家の家事はできるだけ僕が進んでいていたから、掃除機の無い箒での掃除や床拭き用のウェツトも無い状態での雑巾での床拭き……。洗濯板を使用した洗濯の方も最初こそ扱いに馴れないので戸惑い、狼狽していた僕だった。
でも馴れてしまえば家事経験のある僕だから楽しく……。
そう、最初は嫌がり、拒否を示していた僕だけれど、ウルハさんを含めてこの領地、集落の、オークの王族の令嬢さま達だからね。僕自身も本当にアニメやマンガ、ライトノベル主人公達になった気分でね。《《悪役令嬢さま》》ってこんなもんだよな? と思えば。

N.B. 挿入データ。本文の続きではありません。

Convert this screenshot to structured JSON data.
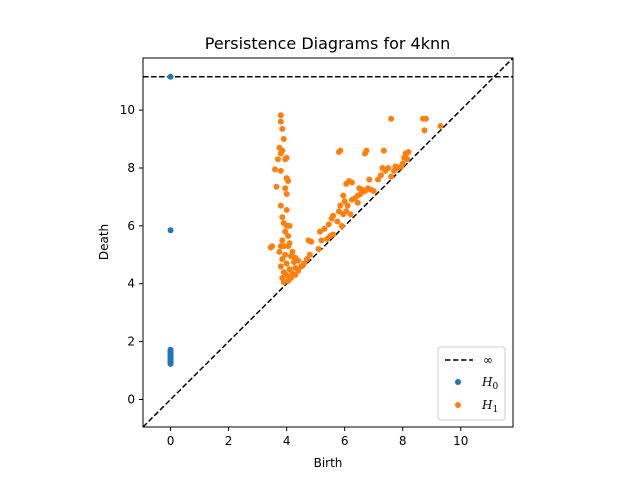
{
  "chart_data": {
    "type": "scatter",
    "title": "Persistence Diagrams for 4knn",
    "xlabel": "Birth",
    "ylabel": "Death",
    "xlim": [
      -0.95,
      11.8
    ],
    "ylim": [
      -0.95,
      11.8
    ],
    "xticks": [
      0,
      2,
      4,
      6,
      8,
      10
    ],
    "yticks": [
      0,
      2,
      4,
      6,
      8,
      10
    ],
    "infinity_value": 11.15,
    "legend": {
      "position": "lower-right",
      "entries": [
        {
          "label": "∞",
          "kind": "dashed-line",
          "color": "#000000"
        },
        {
          "label": "H",
          "subscript": "0",
          "kind": "marker",
          "color": "#1f77b4"
        },
        {
          "label": "H",
          "subscript": "1",
          "kind": "marker",
          "color": "#ff7f0e"
        }
      ]
    },
    "series": [
      {
        "name": "H0",
        "color": "#1f77b4",
        "points": [
          [
            0,
            11.15
          ],
          [
            0,
            5.85
          ],
          [
            0,
            1.72
          ],
          [
            0,
            1.68
          ],
          [
            0,
            1.64
          ],
          [
            0,
            1.6
          ],
          [
            0,
            1.56
          ],
          [
            0,
            1.52
          ],
          [
            0,
            1.48
          ],
          [
            0,
            1.45
          ],
          [
            0,
            1.42
          ],
          [
            0,
            1.38
          ],
          [
            0,
            1.35
          ],
          [
            0,
            1.31
          ],
          [
            0,
            1.27
          ],
          [
            0,
            1.23
          ]
        ]
      },
      {
        "name": "H1",
        "color": "#ff7f0e",
        "points": [
          [
            3.8,
            9.82
          ],
          [
            3.8,
            9.6
          ],
          [
            3.85,
            9.35
          ],
          [
            3.9,
            9.0
          ],
          [
            3.75,
            8.7
          ],
          [
            3.85,
            8.6
          ],
          [
            3.8,
            8.5
          ],
          [
            3.7,
            8.3
          ],
          [
            3.95,
            8.3
          ],
          [
            4.0,
            8.35
          ],
          [
            3.6,
            7.95
          ],
          [
            3.8,
            7.9
          ],
          [
            4.0,
            7.65
          ],
          [
            4.05,
            7.55
          ],
          [
            3.95,
            7.3
          ],
          [
            3.65,
            7.35
          ],
          [
            4.0,
            7.1
          ],
          [
            3.8,
            6.7
          ],
          [
            4.0,
            6.55
          ],
          [
            3.85,
            6.3
          ],
          [
            3.9,
            6.1
          ],
          [
            4.0,
            6.0
          ],
          [
            4.1,
            6.0
          ],
          [
            3.95,
            5.8
          ],
          [
            4.05,
            5.65
          ],
          [
            3.85,
            5.5
          ],
          [
            4.1,
            5.4
          ],
          [
            3.5,
            5.3
          ],
          [
            3.45,
            5.25
          ],
          [
            3.8,
            5.3
          ],
          [
            3.9,
            5.3
          ],
          [
            4.05,
            5.3
          ],
          [
            3.75,
            5.1
          ],
          [
            3.95,
            5.0
          ],
          [
            4.2,
            5.1
          ],
          [
            3.85,
            4.85
          ],
          [
            4.15,
            4.95
          ],
          [
            4.3,
            4.9
          ],
          [
            3.8,
            4.6
          ],
          [
            4.0,
            4.7
          ],
          [
            4.25,
            4.75
          ],
          [
            4.4,
            4.8
          ],
          [
            3.9,
            4.4
          ],
          [
            4.1,
            4.5
          ],
          [
            4.3,
            4.55
          ],
          [
            4.5,
            4.6
          ],
          [
            3.85,
            4.2
          ],
          [
            4.0,
            4.3
          ],
          [
            4.2,
            4.35
          ],
          [
            4.4,
            4.45
          ],
          [
            3.9,
            4.05
          ],
          [
            4.05,
            4.1
          ],
          [
            4.15,
            4.2
          ],
          [
            4.3,
            4.3
          ],
          [
            4.6,
            4.7
          ],
          [
            4.7,
            4.85
          ],
          [
            4.8,
            5.0
          ],
          [
            4.75,
            5.5
          ],
          [
            4.85,
            5.45
          ],
          [
            5.1,
            5.2
          ],
          [
            5.2,
            5.5
          ],
          [
            5.4,
            5.55
          ],
          [
            5.5,
            5.65
          ],
          [
            5.6,
            5.7
          ],
          [
            5.15,
            5.8
          ],
          [
            5.45,
            6.05
          ],
          [
            5.55,
            6.25
          ],
          [
            5.6,
            6.35
          ],
          [
            5.75,
            6.15
          ],
          [
            5.8,
            6.5
          ],
          [
            5.85,
            6.7
          ],
          [
            5.9,
            6.0
          ],
          [
            5.95,
            6.4
          ],
          [
            6.05,
            6.5
          ],
          [
            6.2,
            6.4
          ],
          [
            6.0,
            6.85
          ],
          [
            5.95,
            7.05
          ],
          [
            6.05,
            7.45
          ],
          [
            6.15,
            7.55
          ],
          [
            6.25,
            7.5
          ],
          [
            5.8,
            8.55
          ],
          [
            5.85,
            8.6
          ],
          [
            6.1,
            6.7
          ],
          [
            6.25,
            6.9
          ],
          [
            6.35,
            6.95
          ],
          [
            6.45,
            7.05
          ],
          [
            6.55,
            7.1
          ],
          [
            6.5,
            7.3
          ],
          [
            6.6,
            7.25
          ],
          [
            6.7,
            7.2
          ],
          [
            6.8,
            7.3
          ],
          [
            6.9,
            7.25
          ],
          [
            6.75,
            8.6
          ],
          [
            6.7,
            8.5
          ],
          [
            6.85,
            7.6
          ],
          [
            7.0,
            7.2
          ],
          [
            7.15,
            7.6
          ],
          [
            7.25,
            7.75
          ],
          [
            7.3,
            8.0
          ],
          [
            7.35,
            8.6
          ],
          [
            7.4,
            7.9
          ],
          [
            7.5,
            8.0
          ],
          [
            7.6,
            7.7
          ],
          [
            7.7,
            7.9
          ],
          [
            7.75,
            8.05
          ],
          [
            7.6,
            9.7
          ],
          [
            7.85,
            8.0
          ],
          [
            7.95,
            8.05
          ],
          [
            8.0,
            8.15
          ],
          [
            8.05,
            8.35
          ],
          [
            8.1,
            8.5
          ],
          [
            8.15,
            8.3
          ],
          [
            8.2,
            8.55
          ],
          [
            8.1,
            8.45
          ],
          [
            8.7,
            9.7
          ],
          [
            8.8,
            9.7
          ],
          [
            8.75,
            9.3
          ],
          [
            9.3,
            9.45
          ],
          [
            6.45,
            6.8
          ],
          [
            5.3,
            5.9
          ]
        ]
      }
    ]
  }
}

アイカさん達によく似た容姿端麗の美女令嬢さま達ばかりだから、僕自身も楽しくなって、ウルハさん達、ヤンキーの姉ちゃん達と和気藹々と洗濯や掃除をしていると。
何故か僕はオークの男性よりもよい主人でよい国王……。
もしかすると? 前王、パパ、伯父さん、爺さんよりもよい夫なのでは? と僕の噂が広がり。
今まで僕が王さまだとしても距離をとっていたみなさんの好感度も上がり。
『ウルハさん達ありがとう~。僕はこれで領地の人達に溶け込むことができるから寂しい思いをしなくて済むよ……』
と、彼女達にお礼を告げ。
(持つべき者は友達だな……)
僕は浮かれながら感謝! 感激だ! と思っていれば。
「あんた~、妻への夫の義務はこれだけではないんだからね~」
ウルハさんは自分の口の端を吊り上げ──ニタリと妖艶に微笑みながら僕に告げてきた。
「えっ!」
だから僕は驚嘆するけれど。
その後は彼女達に捕獲され、人気のない場所へと連行される日々が続き、僕はアイカさん達の夫でもあるから疲労困憊……。
僕は毎日くたくたな日々を過ごすようになる。
だが僕の主夫としての人気は凄いから。僕へと好意を持つ人はこれで終焉ではなく。